En tout cas, le débat est embrouillé volontairement. Il y a une volonté de l’État de reprendre la main sur ce dossier. Si on suit l’histoire administrative et politique, ce sont les élus locaux qui devraient gérer ce dossier. Le problème est que Paris, c’est la capitale, et que les grands choix pour cette ville ont toujours été faits à l’Elysée.
« Le Grand Paris devient un mille-feuilles incompréhensible »
Vous pensez donc que Nicolas Sarkozy souhaite que l’avenir de Paris reste entre les mains de l’Elysée et pas des élus locaux ?
Oui, mais c’est impossible de le dire comme ça politiquement. Ça va à l’encontre de l’évolution administrative depuis les lois Deferre. Christian Blanc, c’est un écran de fumée, les dix architectes, c’est aussi un écran de fumée. D’ailleurs, Nicolas Sarkozy avait dit qu’il reprendrait la main sur ce dossier dans son discours de Roissy du 26 juin 2007. Il veut faire ce que De Gaulle a fait avec Paul Delouvrier, mais la France de De Gaulle n’est pas celle de Nicolas Sarkozy. Le pouvoir n’était pas décentralisé et il pouvait imposer les réformes sur ces questions. Christian Blanc ne peut pas être le Delouvrier de Nicolas Sarkozy. Il faut trouver une autre voie aujourd’hui, les élus ont trop de pouvoir pour que ça se passe comme ça aujourd’hui, d’où le véritable imbroglio. Avec tous les projets, le Grand Paris devient un mille-feuilles incompréhensible pour le citoyen lambda.
Alors justement, qu’attendez-vous du débat sur cette question pendant les régionales ?
(rires) Je n’en espère rien du tout. Le débat est assez technique, et puis il y a une question politique. Quelle est l’instance élue qui va gouverner ? Et quel va être le périmètre de cette instance ? Ce sont les principales questions. J’espère qu’on y répondra.
« La rupture avec la grande couronne est une vieille fracture ».

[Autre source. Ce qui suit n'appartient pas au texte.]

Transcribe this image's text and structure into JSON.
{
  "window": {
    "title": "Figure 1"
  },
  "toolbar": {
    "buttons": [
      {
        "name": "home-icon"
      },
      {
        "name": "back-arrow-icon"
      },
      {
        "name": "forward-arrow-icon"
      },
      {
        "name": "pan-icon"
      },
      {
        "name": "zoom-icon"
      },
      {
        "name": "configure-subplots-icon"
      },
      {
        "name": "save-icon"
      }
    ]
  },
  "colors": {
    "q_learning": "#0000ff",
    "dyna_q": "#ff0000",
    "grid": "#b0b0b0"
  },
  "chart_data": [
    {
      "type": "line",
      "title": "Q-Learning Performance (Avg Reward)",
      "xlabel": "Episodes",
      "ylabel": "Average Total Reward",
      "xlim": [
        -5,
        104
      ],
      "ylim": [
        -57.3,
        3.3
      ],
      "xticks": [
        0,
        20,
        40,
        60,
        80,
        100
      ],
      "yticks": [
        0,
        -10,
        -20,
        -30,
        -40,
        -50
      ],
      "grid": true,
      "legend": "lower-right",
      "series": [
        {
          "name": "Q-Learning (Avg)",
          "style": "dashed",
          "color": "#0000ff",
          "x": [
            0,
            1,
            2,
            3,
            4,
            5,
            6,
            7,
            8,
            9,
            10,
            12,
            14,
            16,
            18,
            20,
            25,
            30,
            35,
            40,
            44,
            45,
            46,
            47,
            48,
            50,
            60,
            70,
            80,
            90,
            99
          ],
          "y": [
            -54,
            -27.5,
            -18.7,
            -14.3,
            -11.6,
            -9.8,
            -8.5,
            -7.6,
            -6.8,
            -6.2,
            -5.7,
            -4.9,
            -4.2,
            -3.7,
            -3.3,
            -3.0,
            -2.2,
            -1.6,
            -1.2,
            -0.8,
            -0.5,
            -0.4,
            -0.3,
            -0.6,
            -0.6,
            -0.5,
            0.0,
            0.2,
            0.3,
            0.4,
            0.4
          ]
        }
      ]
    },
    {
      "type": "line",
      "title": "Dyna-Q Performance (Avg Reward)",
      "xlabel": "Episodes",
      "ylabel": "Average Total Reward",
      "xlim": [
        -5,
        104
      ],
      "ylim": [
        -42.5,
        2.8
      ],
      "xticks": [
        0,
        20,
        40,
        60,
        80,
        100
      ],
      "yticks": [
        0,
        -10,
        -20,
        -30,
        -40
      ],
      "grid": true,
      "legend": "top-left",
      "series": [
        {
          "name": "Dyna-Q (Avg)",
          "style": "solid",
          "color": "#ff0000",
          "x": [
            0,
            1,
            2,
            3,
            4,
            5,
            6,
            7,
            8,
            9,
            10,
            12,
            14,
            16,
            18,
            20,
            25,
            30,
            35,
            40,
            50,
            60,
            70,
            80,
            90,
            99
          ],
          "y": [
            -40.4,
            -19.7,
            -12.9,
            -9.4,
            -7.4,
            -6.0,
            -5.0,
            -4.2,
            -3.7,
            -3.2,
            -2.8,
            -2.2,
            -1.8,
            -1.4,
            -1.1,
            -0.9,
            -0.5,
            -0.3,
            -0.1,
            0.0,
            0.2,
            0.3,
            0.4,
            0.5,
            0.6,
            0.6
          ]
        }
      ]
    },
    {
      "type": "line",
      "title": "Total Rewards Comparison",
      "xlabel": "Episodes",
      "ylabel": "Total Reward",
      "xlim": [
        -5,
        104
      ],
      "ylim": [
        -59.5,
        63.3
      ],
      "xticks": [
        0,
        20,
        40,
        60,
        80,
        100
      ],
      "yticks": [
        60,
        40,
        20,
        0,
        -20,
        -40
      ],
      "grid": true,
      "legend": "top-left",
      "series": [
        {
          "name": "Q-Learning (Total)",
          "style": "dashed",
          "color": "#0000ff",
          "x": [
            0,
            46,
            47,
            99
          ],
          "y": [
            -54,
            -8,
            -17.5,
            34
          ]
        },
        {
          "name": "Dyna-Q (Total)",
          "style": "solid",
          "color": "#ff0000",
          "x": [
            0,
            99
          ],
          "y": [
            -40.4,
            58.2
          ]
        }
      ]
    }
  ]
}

Une des raisons d’être du Grand Paris est de faire interagir la banlieue avec le centre, et de combler le déséquilibre qui existe entre ces deux espaces. Comment peut-on y arriver ?
Ça se fait déjà. Depuis que Bertrand Delanoë a pris la mairie de Paris par exemple, il a lancé ce chantier en nommant un délégué territorial à l’Ile-de-France. Les interactions Paris-banlieue se font déjà. Il y a des contrats communs entre Paris et le Val de Marne, le XXe et Pantin, le XVIIIe et Aubervilliers, etc. Il y a des tas de projets communs. Tous les projets d’aménagement de Paris se font aujourd’hui de part et d’autre du périphérique.
Ces collaborations existent pour « l’anneau dense », mais pas pour la grande couronne …
C’est une vieille fracture. Prenez une carte ancienne, ça correspond au découpage d’avant 1964. « L’anneau dense » correspond à l’ancienne Seine. Les régions les plus en difficultés correspondent à l’ancienne Seine et Oise. C’était déjà un département sous administré, c’est très net dans le 93. Ce qui ne posait pas problème dans le cadre d’un département rural, mais avec l’urbanisation, la construction de grands ensembles, c’est devenu problématique. La fracture ne date donc pas d’il y a 10 ou 20 ans. Le tournant des années 1970-80 a dû accroître ces difficultés, mais la véritable rupture date du début de la deuxième partie du XXe siècle.